= Izet Dibra =

Albanian politician

Izet Shatku (Dibra)

Izet Dibra (1878 – 1964) born Izet Shatku was an Albanian politician and mayor of Tirana from 1927 to 1928. He also served as minister of public works in Pandeli Evangjeli's cabinet. His brother Faik had served as attorney general and minister of justice.

== Life ==
Izet Dibra was born as Izet Shatku on May 19, 1878 in Debar, back then Ottoman Empire, today's North Macedonia. His father Murat Ibrahim Shatku was a local merchant and financier.
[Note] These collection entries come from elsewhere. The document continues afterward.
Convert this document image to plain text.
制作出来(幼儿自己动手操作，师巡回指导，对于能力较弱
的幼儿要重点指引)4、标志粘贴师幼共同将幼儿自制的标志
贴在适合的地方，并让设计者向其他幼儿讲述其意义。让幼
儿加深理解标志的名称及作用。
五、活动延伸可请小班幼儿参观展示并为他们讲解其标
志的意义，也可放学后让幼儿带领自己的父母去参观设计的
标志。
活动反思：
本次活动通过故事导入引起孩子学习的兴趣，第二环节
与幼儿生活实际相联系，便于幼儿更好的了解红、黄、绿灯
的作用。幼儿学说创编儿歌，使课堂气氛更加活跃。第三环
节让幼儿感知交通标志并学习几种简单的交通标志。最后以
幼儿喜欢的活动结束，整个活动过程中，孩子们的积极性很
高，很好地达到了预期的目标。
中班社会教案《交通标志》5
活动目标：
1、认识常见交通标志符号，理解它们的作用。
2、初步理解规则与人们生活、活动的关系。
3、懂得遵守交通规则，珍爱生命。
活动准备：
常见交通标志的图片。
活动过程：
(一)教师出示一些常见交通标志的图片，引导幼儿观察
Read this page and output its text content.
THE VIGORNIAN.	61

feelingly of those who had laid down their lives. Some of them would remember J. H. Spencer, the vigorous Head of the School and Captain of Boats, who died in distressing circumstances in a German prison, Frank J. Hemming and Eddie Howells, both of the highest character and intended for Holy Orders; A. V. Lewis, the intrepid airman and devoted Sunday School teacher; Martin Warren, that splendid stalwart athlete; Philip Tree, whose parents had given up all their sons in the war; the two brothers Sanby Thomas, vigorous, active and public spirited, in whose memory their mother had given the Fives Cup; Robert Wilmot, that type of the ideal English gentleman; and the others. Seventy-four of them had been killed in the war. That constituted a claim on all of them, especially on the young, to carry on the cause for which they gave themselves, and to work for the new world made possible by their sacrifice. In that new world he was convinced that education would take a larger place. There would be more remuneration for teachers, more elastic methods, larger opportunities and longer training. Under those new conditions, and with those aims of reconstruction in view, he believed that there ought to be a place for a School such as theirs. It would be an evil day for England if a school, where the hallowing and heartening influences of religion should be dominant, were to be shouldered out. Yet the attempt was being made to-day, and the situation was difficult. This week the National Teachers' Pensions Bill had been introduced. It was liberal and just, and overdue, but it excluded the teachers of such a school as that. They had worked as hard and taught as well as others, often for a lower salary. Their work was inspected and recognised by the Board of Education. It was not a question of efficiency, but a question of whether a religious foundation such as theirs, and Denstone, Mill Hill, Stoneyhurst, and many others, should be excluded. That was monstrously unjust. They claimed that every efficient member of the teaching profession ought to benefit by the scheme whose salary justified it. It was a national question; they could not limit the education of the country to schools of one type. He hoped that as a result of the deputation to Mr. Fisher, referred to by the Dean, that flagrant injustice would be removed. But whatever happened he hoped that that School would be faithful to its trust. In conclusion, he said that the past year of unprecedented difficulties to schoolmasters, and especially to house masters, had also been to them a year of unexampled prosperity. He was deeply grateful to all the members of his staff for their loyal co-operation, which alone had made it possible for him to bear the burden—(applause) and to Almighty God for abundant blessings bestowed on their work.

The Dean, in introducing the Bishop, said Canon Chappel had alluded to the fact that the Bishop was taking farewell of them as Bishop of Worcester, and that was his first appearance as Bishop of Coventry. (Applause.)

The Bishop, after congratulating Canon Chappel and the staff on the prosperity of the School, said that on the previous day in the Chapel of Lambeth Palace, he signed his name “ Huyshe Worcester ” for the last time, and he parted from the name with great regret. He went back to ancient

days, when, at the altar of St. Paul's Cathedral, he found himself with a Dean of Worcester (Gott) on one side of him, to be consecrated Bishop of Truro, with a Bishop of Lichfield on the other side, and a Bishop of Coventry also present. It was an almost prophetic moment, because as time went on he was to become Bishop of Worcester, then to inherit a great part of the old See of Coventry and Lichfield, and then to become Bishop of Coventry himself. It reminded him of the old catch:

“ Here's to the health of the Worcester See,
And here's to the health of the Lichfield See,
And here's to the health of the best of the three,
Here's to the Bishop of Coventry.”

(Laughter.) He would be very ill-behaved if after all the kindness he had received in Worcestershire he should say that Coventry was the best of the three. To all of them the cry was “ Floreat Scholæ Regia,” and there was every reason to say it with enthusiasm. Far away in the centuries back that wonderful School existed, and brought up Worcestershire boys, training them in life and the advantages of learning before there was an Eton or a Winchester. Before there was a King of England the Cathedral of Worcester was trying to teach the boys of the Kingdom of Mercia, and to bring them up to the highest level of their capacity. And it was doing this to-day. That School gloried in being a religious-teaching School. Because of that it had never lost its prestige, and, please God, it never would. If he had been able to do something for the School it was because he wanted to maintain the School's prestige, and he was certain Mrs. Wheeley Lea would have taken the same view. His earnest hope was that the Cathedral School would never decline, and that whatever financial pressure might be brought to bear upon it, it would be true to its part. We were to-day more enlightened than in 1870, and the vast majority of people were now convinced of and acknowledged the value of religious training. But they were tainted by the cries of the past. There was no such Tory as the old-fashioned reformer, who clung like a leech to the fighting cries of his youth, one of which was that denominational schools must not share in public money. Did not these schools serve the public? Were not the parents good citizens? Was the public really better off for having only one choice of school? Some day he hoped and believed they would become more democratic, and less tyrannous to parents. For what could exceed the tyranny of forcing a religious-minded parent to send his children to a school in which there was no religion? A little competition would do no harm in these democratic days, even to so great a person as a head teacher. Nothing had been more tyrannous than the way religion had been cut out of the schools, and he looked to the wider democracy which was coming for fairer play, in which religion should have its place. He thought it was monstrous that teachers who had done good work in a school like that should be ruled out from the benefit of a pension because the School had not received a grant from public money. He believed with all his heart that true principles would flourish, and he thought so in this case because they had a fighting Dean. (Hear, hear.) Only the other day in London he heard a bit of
Shatku took his initial studies in his native town, and followed later in Monastir. Preceding the Balkan Wars, his family moved to Turkey. There he completed studies in the Istanbul University for jurisprudence before returning to Albania in 1920. After certain lower positions in the judicial system, he was elected shortly sub-prefect of Elbasan prefecture. With the new assembly constitution, he became assembly member representing the Dibër prefecture. Until 1930 he served in several prefectures. A pro-Zog politician, he was elected minister of public works in Pandeli Evangjeli's cabinet. 1n 1937 he was elected assembly member again.

After World War II, his properties and belongings would be confiscated and his family deported. He died in Shkodër in 11.02.1964.